On Feb. 27 at York University’s Teacher Education site at Georgian College, a remarkable conference will take place – Earthlings Without Borders. At various learning centres around the college, 46 soon-to-be-certified teacher candidates will meet with 140 gifted junior and intermediate students to take on the challenging issues facing the global environment.
The teacher candidates will lead the students through a series of day-long workshops that have been designed around a central theme of biomes – a scientific classification of the earth’s surface into areas of similar climates, plants and animals. The students will engage in a critical look at 10 of the Earth’s biomes and the human impact upon them.
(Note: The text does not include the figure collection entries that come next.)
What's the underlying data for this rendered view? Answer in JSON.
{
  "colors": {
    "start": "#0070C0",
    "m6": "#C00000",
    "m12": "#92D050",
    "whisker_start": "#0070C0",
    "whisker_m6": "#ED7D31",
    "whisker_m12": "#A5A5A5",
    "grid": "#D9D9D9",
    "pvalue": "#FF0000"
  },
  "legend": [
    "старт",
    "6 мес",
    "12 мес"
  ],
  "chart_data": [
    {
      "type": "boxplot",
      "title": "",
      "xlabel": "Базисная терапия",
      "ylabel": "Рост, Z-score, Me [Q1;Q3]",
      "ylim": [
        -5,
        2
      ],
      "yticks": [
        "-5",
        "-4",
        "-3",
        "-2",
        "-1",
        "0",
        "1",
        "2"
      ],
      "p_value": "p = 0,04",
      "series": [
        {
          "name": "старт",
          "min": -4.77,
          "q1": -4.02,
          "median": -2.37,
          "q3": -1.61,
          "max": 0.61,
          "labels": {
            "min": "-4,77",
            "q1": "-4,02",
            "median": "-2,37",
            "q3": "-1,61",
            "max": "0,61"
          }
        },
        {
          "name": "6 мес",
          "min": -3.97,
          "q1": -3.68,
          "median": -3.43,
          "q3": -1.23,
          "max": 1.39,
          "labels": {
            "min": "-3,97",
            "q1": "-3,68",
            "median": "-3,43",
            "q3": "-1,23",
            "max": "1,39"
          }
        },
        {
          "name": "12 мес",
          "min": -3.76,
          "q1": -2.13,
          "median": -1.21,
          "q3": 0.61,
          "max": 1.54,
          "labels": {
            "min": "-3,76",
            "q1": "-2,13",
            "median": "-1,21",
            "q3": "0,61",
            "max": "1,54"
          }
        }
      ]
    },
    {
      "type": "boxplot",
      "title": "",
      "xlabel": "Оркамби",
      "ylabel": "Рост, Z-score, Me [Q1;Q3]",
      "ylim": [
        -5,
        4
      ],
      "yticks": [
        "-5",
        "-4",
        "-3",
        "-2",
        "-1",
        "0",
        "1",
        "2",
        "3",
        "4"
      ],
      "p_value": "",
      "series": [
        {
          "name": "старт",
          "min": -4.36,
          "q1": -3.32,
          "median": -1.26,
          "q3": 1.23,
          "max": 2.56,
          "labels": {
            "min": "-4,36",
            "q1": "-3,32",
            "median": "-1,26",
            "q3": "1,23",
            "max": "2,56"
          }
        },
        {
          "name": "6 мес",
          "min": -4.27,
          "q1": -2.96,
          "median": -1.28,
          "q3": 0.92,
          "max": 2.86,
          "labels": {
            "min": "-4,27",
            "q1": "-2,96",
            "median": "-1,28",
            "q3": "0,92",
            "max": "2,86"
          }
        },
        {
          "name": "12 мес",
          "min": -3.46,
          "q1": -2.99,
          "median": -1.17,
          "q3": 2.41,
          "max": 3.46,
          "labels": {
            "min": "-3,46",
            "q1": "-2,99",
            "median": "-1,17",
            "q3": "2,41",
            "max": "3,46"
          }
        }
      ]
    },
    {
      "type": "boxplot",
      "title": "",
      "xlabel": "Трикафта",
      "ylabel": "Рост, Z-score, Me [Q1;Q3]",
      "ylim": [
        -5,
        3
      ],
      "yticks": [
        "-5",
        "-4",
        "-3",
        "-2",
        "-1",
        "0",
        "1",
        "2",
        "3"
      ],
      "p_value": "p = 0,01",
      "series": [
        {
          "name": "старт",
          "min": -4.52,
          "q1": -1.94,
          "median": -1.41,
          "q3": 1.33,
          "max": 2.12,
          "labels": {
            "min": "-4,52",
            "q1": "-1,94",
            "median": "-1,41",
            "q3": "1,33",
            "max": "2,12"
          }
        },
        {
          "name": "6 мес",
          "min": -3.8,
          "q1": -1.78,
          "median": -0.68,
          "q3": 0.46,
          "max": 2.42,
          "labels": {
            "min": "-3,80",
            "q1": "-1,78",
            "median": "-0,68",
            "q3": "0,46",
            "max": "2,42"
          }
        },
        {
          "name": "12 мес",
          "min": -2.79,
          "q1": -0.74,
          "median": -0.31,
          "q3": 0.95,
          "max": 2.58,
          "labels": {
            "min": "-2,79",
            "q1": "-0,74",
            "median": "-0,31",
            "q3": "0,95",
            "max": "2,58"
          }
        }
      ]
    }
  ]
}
As part of the conference, well-known environmentalist and educator Skid Crease will give the keynote address. Crease, a former York education professor, will provide a global "ecological forecast" and challenge conference participants to develop and demonstrate environmental literacy.
Judy Blaney, director of York’s Teacher Education Program at Georgian College, says, "We have two goals for this conference. The first is to provide our teacher candidates with the opportunity to apply their developing skills with differentiated instruction – student-based pedagogy that addresses students’ differing interests, learning profiles and levels of functioning.
"Our second goal is to work in partnership with the Simcoe County District School Board to organize an event that focuses on the critical theme of the global environment and our responsibilities as global citizens," says Blaney.
"As educators it is our moral imperative to ensure our teaching maintains a focus on exploring ways to connect study across different subjects with students’ own deeply felt questions about themselves and their world so that they feel empowered to make a difference," says Blaney.
The conference organizers refer to a recent report issued by the Intergovernmental Panel on Climate Change which shows that changes in the Earth’s environment and global warming are a direct result of human activities. Organizers hope that Earthlings Without Borders will promote interest in the students in how to deal with the challenges relating to the changing Earth environment.